Antalya’nın geçmişi, tarih kitaplarında olduğu kadar halk arasında anlatılan efsanelerle de şekillenerek günümüze kadar geldi. Kentin kuruluşuna dair anlatılar zamanla zenginleşerek halk kültürünün ayrılmaz bir parçası oldu. İşte bu efsanelerden en çok bilinen ve sevilenlerinden biri de Antalya’nın nasıl kurulduğunu bizlere anlatıyor. Yaklaşık iki bin yıl önce, Bergama Krallığı'nın güçlü hükümdarlarından II. Attalos, hayatının son dönemlerinde emeklilik günlerini geçirebileceği huzurlu, güzel ve doğayla iç içe bir yer arıyor. Ancak kral bu görevi doğrudan kendisi üstlenmiyor ve güvendiği komutanlarını ve keşif birliklerini huzuruna çağırarak onlara "Gidin, bana yeryüzünün cenneti olacak bir yer bulun" diyor.

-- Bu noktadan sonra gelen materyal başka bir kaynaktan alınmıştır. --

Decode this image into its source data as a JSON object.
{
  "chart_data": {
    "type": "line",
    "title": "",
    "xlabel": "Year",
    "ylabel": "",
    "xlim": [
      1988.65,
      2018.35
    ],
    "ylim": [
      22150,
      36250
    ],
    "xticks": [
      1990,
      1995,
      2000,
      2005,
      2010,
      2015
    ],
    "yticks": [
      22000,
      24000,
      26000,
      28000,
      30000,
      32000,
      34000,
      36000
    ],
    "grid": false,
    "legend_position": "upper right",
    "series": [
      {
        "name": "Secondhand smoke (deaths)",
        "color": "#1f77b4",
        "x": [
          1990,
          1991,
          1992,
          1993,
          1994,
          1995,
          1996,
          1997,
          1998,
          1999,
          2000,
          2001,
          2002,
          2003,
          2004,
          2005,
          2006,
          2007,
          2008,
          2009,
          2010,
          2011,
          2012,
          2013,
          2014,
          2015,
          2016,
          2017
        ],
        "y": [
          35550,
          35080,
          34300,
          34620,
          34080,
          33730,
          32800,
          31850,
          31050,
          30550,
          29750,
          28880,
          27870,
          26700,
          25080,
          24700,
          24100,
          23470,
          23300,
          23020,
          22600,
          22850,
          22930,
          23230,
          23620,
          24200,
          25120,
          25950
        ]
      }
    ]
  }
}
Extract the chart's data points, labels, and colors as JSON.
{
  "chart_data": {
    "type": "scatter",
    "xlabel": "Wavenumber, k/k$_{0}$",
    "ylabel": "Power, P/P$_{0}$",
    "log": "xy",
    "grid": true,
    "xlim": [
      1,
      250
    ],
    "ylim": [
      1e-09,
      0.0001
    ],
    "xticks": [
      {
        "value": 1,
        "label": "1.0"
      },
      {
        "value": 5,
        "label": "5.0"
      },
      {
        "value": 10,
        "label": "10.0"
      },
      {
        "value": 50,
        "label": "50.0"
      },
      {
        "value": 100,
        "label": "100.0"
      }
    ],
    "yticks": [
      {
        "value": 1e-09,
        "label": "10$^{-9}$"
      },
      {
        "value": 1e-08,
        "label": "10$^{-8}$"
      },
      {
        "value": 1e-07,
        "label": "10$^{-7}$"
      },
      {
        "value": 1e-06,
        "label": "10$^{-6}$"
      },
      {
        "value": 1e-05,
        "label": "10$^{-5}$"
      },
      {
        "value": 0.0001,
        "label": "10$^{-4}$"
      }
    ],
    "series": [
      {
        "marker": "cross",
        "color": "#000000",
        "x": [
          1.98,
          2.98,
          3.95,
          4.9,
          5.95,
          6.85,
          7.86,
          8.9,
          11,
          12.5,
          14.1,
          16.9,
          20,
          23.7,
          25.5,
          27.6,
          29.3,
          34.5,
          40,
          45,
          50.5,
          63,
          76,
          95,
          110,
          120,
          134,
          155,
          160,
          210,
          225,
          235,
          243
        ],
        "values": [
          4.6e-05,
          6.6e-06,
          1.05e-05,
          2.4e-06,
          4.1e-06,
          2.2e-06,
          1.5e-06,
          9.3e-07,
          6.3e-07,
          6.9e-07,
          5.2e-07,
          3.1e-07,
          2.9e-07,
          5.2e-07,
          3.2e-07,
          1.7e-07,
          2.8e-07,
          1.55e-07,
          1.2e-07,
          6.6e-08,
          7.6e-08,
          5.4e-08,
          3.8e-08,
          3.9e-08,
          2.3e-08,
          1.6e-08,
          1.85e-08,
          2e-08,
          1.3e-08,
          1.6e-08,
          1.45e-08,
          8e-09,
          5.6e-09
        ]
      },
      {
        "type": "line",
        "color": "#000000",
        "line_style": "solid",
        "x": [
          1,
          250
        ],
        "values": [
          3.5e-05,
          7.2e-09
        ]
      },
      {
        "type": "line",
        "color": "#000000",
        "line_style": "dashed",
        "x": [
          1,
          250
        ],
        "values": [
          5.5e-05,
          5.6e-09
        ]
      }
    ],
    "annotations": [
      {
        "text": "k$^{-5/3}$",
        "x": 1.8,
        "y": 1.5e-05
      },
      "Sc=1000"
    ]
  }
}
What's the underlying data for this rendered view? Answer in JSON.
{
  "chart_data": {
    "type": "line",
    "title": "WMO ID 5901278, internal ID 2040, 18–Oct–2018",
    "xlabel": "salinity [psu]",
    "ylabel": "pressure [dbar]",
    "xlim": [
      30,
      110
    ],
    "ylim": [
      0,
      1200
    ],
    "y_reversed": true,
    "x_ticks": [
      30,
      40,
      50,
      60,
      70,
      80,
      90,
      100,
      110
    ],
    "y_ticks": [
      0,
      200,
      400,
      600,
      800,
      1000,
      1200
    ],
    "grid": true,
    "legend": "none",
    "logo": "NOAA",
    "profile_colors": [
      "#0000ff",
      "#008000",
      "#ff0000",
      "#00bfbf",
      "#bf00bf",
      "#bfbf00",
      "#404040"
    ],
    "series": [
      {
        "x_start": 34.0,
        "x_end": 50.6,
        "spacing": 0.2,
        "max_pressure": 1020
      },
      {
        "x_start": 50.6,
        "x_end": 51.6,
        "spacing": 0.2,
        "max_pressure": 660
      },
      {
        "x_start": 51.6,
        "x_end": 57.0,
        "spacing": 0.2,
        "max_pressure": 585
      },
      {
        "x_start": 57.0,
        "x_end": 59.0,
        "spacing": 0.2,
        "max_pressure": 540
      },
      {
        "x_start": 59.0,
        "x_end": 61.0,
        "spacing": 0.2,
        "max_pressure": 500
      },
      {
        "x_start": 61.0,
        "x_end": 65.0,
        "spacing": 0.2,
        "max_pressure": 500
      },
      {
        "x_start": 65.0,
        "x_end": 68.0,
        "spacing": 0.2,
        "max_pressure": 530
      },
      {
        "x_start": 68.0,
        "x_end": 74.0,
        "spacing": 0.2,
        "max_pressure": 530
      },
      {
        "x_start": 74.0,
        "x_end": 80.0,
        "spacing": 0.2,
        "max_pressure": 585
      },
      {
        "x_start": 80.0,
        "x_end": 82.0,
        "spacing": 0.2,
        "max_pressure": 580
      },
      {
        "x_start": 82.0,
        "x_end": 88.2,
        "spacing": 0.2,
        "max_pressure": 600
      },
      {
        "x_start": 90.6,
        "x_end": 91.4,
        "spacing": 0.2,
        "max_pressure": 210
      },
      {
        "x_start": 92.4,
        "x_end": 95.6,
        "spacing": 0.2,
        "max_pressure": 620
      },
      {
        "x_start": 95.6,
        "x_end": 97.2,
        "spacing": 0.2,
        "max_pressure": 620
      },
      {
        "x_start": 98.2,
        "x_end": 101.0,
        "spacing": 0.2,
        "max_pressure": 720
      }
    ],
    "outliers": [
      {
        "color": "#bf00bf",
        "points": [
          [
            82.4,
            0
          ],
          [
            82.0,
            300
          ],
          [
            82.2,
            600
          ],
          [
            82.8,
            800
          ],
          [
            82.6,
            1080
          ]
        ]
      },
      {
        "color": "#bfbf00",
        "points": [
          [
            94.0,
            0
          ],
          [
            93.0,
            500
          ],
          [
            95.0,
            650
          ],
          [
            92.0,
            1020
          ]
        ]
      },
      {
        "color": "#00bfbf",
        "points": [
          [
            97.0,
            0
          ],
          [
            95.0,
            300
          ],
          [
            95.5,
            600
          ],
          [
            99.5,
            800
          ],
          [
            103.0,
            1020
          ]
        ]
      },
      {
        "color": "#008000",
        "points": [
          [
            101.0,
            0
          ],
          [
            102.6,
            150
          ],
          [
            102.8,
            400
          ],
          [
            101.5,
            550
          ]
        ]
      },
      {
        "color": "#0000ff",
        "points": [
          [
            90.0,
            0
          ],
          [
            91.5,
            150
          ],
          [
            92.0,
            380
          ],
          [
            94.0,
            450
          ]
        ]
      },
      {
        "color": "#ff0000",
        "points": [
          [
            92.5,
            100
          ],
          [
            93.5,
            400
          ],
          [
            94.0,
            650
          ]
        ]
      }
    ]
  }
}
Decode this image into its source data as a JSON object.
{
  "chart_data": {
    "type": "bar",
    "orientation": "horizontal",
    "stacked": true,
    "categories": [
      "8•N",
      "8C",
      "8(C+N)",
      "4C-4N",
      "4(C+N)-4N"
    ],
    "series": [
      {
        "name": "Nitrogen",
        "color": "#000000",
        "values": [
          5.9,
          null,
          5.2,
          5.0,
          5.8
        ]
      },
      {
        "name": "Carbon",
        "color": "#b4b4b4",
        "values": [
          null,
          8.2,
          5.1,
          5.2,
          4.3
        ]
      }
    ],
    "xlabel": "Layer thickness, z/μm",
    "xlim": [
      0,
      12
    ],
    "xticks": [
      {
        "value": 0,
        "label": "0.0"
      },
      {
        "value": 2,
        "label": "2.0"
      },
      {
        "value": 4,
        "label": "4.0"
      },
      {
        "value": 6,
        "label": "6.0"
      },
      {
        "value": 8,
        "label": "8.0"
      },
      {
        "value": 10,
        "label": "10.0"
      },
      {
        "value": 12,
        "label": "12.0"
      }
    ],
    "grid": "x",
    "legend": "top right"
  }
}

Krallarının bu isteğini yerine getirmek için yollara düşen komutanlar ve akıncılar, içten içe böyle bir yerin var olup olmadığından emin olmasalar da, görevlerinin kutsallığını biliyor. Ellerinden gelenin en iyisini yapmaya karar çalışan akıncılar, günlerce, belki de haftalarca süren uzun ve meşakkatli bir yolculuğa çıkıyor. Dağlar aşılıyor, vadiler geçiliyor, birçok farklı yer görülüyor. Ancak içlerinden hiçbiri, kralın düşlediği ‘cennet’ tarifine tam olarak uymuyor.
Tablo gibi manzara
Bir gün, Toros Dağları'nın eteklerine geldiklerinde, ‘Çubuk Boğazı’ olarak bilinen geçitten ilerleyip geniş bir açıklığa ulaşan komutanlar ve akıncılar, karşılarında masmavi Akdeniz serilirken, yeşil ovayla birleşen adeta tablo gibi bir manzarayla karşılaşıyor. Dağların, ormanların ve denizin buluştuğu bu yer, sadece doğa güzelliğiyle değil, aynı zamanda havasıyla, iklimiyle ve bereketli topraklarıyla da oldukça büyüleyici bir atmosfer yaratıyor. Akıncılar, işte o an kralın aradığı yeri bulduklarını hissediyor ve vakit kaybetmeden Bergama’ya dönüp Kral II. Attalos’un huzuruna çıkıyor. Heyecan ve hayranlık içinde, ‘Ey yüce kralımız, istediğiniz gibi bir yer bulduk. Orası yeryüzünün cenneti’ diyerek gördüklerini anlatıyor. Merakı iyice artan Kral Attalos, bu güzelliği kendi gözleriyle görmek istiyor ve yanına ordusunu ve danışmanlarını da alarak hemen yola çıkıyor.
‘Yeryüzünün cenneti’
Günler sonra, komutanlarının sözünü ettiği yere ulaştığında Kral Attalos ise gördükleri karşısında adeta büyüleniyor. Manzaranın ihtişamı, doğanın cömertliği, denizin enginliği karşısında derin bir nefes alır ve hayranlık içinde "Evet, burası yeryüzünün cenneti" sözlerini söylüyor. Bu sözlerden sonra derhal emir vererek, “Bu güzel topraklarda büyük ve görkemli bir şehir kurulacaktır’ diyor. Kent kısa sürede inşa edilerek kralın onuruna kente ‘Attalia’ adı veriliyor. Daha sonra gelen uygarlıkların ve Türklerin sırayla ‘Stelia, Stalya, Adalya’ şeklinde değiştirdikleri adı bugünkü adıyla ‘Antalya’ oluyor.